Interview mit Füffi

„Wenn dir dein Job Energie raubt, dann brauchst du natürlich einen Ausgleich. Doch das Ziel sollte eher ein Job sein, der dich erfüllt und dir Energie schenkt.“

Interview mit Füffi
Interview mit Füffi

Autor: Walter Schilling

 

 

Es ist natürlich von Vorteil, wenn man als Rapper eine Stimme mit einem hohen Wiedererkennungswert hat. Genau das trifft auf Füffi zu, der leidenschaftlich gern synthetische Beats auseinandernimmt. Während er das auf seiner neuen EP Alles neue Freunde macht, geht es dort inhaltlich um den gesellschaftlichen Druck, der einen dazu bringt, sich ständig selbst optimieren zu müssen. Immer wieder daran zu arbeiten, selbst mal der Chef zu werden, während uns impliziert wird, dass der Zuarbeiter eine wertlose Arbeit hat. Füffi selbst gibt sich mit dieser Situation nicht zufrieden und möchte wieder eine Gesellschaft haben, in der sich jeder um jeden kümmert. Genau darüber und noch über vieles mehr sprachen wir in einem kleinen Park in Berlin Mitte.

bb21: Wie war die Tour im letzten Jahr mit Tom Thaler?

Füffi: Das war die beste Zeit! Seit der Abifahrt habe ich keine so intensive Zeit mehr gehabt. Die Tour war zwar leider nicht durchgehend gut besucht, denn es gab Städte, in denen wir eine kleine Crowd hatten, trotzdem hatten wir unglaublich viel Spaß. Denn wir haben uns einfach davon freigemacht, dass wir auch mal vor sehr wenig Menschen spielen mussten und haben einfach gesoffen.

 

bb21: Du rechnest auf deiner EP mit der Szene der Persönlichkeitsentwicklung ab. Was stört dich expliziert an ihnen? Ist doch cool, wenn Menschen daran interessiert sind, sich zu verbessern.
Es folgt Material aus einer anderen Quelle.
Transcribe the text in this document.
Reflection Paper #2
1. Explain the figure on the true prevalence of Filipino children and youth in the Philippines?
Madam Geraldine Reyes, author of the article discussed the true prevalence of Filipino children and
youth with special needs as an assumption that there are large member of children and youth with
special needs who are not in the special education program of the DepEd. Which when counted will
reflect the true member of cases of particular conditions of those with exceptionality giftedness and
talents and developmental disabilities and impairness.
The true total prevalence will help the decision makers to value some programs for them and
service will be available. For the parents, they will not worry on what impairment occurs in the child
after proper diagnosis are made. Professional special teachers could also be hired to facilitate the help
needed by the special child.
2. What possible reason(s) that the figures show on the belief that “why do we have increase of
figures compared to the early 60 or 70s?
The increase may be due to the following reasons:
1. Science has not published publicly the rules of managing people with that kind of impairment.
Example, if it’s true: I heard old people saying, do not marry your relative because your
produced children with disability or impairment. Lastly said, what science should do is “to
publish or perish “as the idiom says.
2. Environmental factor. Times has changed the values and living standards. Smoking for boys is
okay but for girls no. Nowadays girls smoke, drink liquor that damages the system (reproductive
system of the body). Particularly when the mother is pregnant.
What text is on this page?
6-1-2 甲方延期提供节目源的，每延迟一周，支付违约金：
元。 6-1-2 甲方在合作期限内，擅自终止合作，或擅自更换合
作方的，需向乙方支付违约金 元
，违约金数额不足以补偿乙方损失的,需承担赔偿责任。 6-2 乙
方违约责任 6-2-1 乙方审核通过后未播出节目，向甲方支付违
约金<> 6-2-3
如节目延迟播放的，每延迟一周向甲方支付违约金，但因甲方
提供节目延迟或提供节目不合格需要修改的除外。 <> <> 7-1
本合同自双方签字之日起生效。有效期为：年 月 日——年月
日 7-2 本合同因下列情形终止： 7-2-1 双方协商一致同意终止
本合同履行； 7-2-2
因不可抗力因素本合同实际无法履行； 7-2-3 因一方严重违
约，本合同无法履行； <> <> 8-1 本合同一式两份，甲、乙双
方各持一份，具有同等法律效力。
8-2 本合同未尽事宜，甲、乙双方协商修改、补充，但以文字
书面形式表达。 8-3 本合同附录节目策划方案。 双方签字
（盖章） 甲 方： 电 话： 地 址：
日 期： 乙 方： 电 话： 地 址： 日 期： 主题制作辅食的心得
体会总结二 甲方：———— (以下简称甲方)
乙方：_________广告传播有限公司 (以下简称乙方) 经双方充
Füffi: Ich habe nichts dagegen, wenn Menschen psychologische Hilfe brauchen und sie in Anspruch nehmen. Aber mir geht der Trend der Selbstoptimierung einfach mega auf den Keks. Ich finde nämlich, dass dir viele dieser Trainer suggerieren, dass du ein 100-Prozent-Mensch werden musst, der alles aus sich herausholen muss und total auf sich selbst fokussiert ist. Doch dabei geht das Gemeinschaftsgefühl verloren. Ich möchte nicht in einer narzisstischen Welt leben, in der jeder sich selbst der nächste ist. Denn das gibt Menschen, die nicht im Rampenlicht stehen, sondern anderen zuarbeiten, das Gefühl, dass sie minderwertig sind. Dann holen sie sich am Ende auch noch einen Lifecoach, nur um in das Hamsterrad einzusteigen. Teamplayer sind sehr wichtig für unsere Gesellschaft, aber sie finden in der Welt der Selbstoptimierung keinen Platz.

bb21: Aber wenn jeder an sich selber denkt, ist doch an alle gedacht.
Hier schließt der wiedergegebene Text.